Brendan Taylor could make his international comeback as early as next month after more than two years out of Zimbabwe colours. On Thursday, Taylor was released from his county deal with Nottinghamshire and recontracted by Zimbabwe Cricket.
He is making his way to Harare where, after a 10-day break with family, he will join training camps for matches against Netherlands, Pakistan A and a two-Test series against West Indies in October.
Tatenda Taibu, Zimbabwe's convener of selectors, expects Taylor to all but walk back into the starting XI. "Anyone who knows cricket knows Brendan Taylor is a quality player. We don't need to see much. We have been following his performances and we know how he has been doing on the county circuit. We're looking forward to having him back," Taibu told ESPNcricinfo.

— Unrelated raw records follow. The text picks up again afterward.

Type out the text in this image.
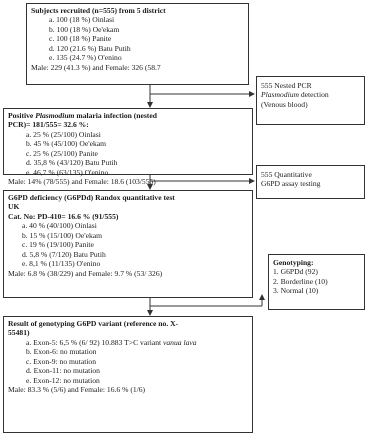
Subjects recruited (n=555) from 5 district
a. 100 (18 %) Oinlasi
b. 100 (18 %) Oe'ekam
c. 100 (18 %) Panite
d. 120 (21.6 %) Batu Putih
e. 135 (24.7 %) O'enino
Male: 229 (41.3 %) and Female: 326 (58.7
555 Nested PCR
Plasmodium detection
(Venous blood)
Positive Plasmodium malaria infection (nested
PCR)= 181/555= 32.6 %:
a. 25 % (25/100) Oinlasi
b. 45 % (45/100) Oe'ekam
c. 25 % (25/100) Panite
d. 35,8 % (43/120) Batu Putih
e. 46,7 % (63/135) O'enino
Male: 14% (78/555) and Female: 18.6 (103/555)
555 Quantitative
G6PD assay testing
G6PD deficiency (G6PDd) Randox quantitative test
UK
Cat. No: PD-410= 16.6 % (91/555)
a. 40 % (40/100) Oinlasi
b. 15 % (15/100) Oe'ekam
c. 19 % (19/100) Panite
d. 5,8 % (7/120) Batu Putih
e. 8,1 % (11/135) O'enino
Male: 6.8 % (38/229) and Female: 9.7 % (53/ 326)
Genotyping:
1. G6PDd (92)
2. Borderline (10)
3. Normal (10)
Result of genotyping G6PD variant (reference no. X-
55481)
a. Exon-5: 6,5 % (6/ 92) 10.883 T>C variant vanua lava
b. Exon-6: no mutation
c. Exon-9: no mutation
d. Exon-11: no mutation
e. Exon-12: no mutation
Male: 83.3 % (5/6) and Female: 16.6 % (1/6)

Taibu was instrumental in "breaking the ice" between Taylor and Zimbabwe Cricket and opening the door for Taylor's return after the former captain announced his international retirement after the 2015 World Cup. At the time, Taylor said he had tried to "make the best decision for my family moving forward," which implied the financial security of the county circuit had won out over a then-haphazard system of payment and often non-payment in Zimbabwe.
But with Taylor's wife Kelly remaining in Zimbabwe with their four young sons, Taylor quickly realised the decision would, in fact, take its toll on his family. That became one of the driving factors for Taylor wanting to return home but it was not the only one.
In the time Taylor was away, ZC has undergone significant changes including the appointment of a new coach in Heath Streak, with whom Taylor has worked closely before, and an overhaul of the governance structures. "Part of the reason Brendan was interested in coming back was that over the last six months, Zimbabwe Cricket has taken a fresh approach on and off the field. We have made significant progress administration wise," Faisal Hasnain, ZC's managing director said.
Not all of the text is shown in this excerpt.